Dès qu'ils furent sortis, ces deux aimables sœurs prièrent madame de Briance de s'acquitter de la promesse qu'elle leur avoit faite de leur apprendre avec ordre ses aventures, dont on ne s'étoit entretenu que confusément, lui représentant qu'aucune de ses amies ne pouvoit prendre plus de part à tout ce qui la regardoit. La marquise, en soupirant, fit connoître que ce récit alloit renouveler ses douleurs: elle ne laissa pas de contenter leur curiosité, & commença ainsi.




HISTOIRE
de Madame de Briance.

Vous savez, mesdemoiselles, que je suis fille du feu marquis de Livry, dont la maison est une des plus anciennes & des plus considérables de cette province. J'ai perdu ma mère peu de mois après ma naissance; mon père fut vivement touché de cette perte, il l'avoit toujours aimée tendrement. Elle n'avoit alors que vingt-quatre ans; elle étoit belle, & ceux qui m'ont voulu flatter, ont dit que je lui ressemblois. Vous en dîtes autant lorsque vous me fîtes l'honneur de venir chez moi l'année passée, où vous vîtes son portrait. Mon père, qui n'avoit que vingt-neuf ans, touché d'une véritable affliction, refusa constamment toutes les propositions qui lui furent faites de se remarier: il nous aimoit, mes frères & moi, avec une tendresse qui ne se peut exprimer. Nous n'étions que trois enfans, le comte, le chevalier & moi; l'aîné n'avoit que quatre ans, le cadet trois, & je n'avois que six mois.

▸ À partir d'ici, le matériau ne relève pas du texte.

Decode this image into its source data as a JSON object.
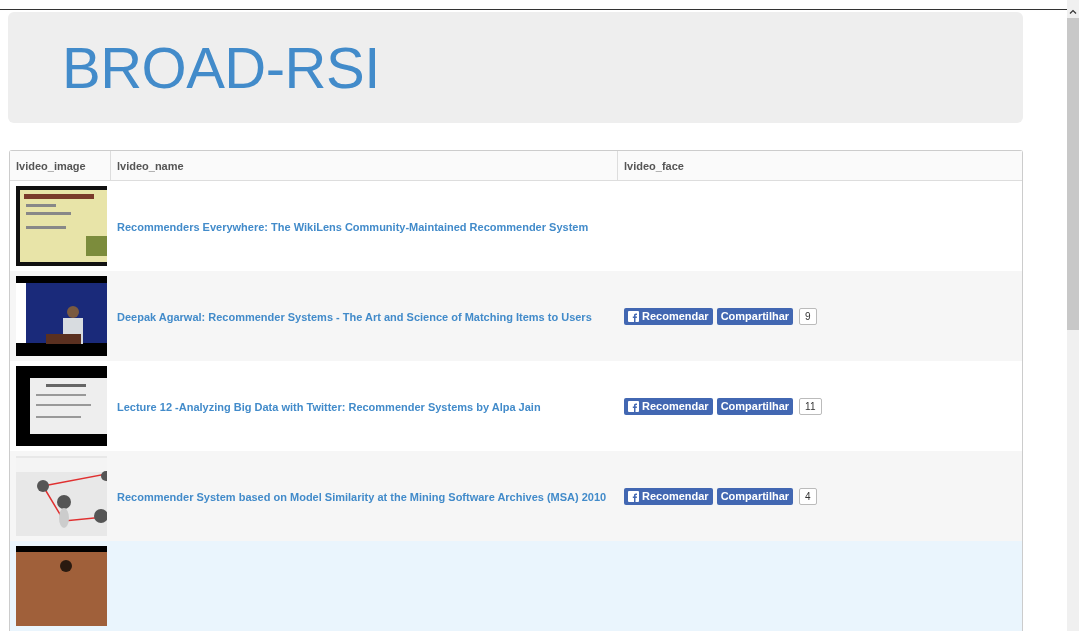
{
  "header": {
    "title": "BROAD-RSI"
  },
  "table": {
    "columns": [
      "lvideo_image",
      "lvideo_name",
      "lvideo_face"
    ],
    "rows": [
      {
        "name": "Recommenders Everywhere: The WikiLens Community-Maintained Recommender System",
        "highlighted": false
      },
      {
        "name": "Deepak Agarwal: Recommender Systems - The Art and Science of Matching Items to Users",
        "highlighted": false,
        "facebook": {
          "like": "Recomendar",
          "share": "Compartilhar",
          "count": "9"
        }
      },
      {
        "name": "Lecture 12 -Analyzing Big Data with Twitter: Recommender Systems by Alpa Jain",
        "highlighted": false,
        "facebook": {
          "like": "Recomendar",
          "share": "Compartilhar",
          "count": "11"
        }
      },
      {
        "name": "Recommender System based on Model Similarity at the Mining Software Archives (MSA) 2010",
        "highlighted": false,
        "facebook": {
          "like": "Recomendar",
          "share": "Compartilhar",
          "count": "4"
        }
      },
      {
        "highlighted": true
      }
    ]
  }
}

Nous fûmes tous trois élevés avec des soins infinis.

Dès que nous eûmes atteint l'âge d'apprendre quelque chose, mon père quitta le château où il faisoit sa demeure ordinaire depuis la mort de ma mère; il nous mena à Rennes, où il avoit une belle maison; il fit venir de Paris un précepteur habile pour instruire mes frères, & je puis dire que ce fut aussi pour moi; car mon père voulut que j'apprisse le latin, la géographie, la fable, & l'histoire en même temps que mes frères; il ne croyoit pas que l'ignorance dût être le partage des femmes; il avoit trouvé, par l'exemple de ma mère, qu'un esprit cultivé, & où la science est placée sans affectation & sans bannir les agrémens naturels, a des graces toujours nouvelles, plus durables que la beauté, & même plus aimables dans le commerce de la vie.

Mes frères réussirent parfaitement dans leurs études, & j'avois un goût pour apprendre, qui me donnoit beaucoup de facilité. On ne parloit que de nous dans toute la ville; on nous menoit dans les plus célèbres compagnies, & l'on avoit pour nous une admiration qui auroit dû contribuer beaucoup à nous gâter. Mon père faisoit une grande dépense; il étoit riche, & ma mère avoit hérité d'une opulente maison, distinguée par la noblesse de sa famille; enfin nous avions sujet d'être contens de notre fortune.

J'avois quatorze ans, quand M. le marquis de Briance arriva à Rennes; c'étoit un seigneur, qui, fatigué des soins de la guerre & de la cour, venoit chercher du repos dans notre province, où il avoit des terres d'un gros revenu & d'une vaste étendue.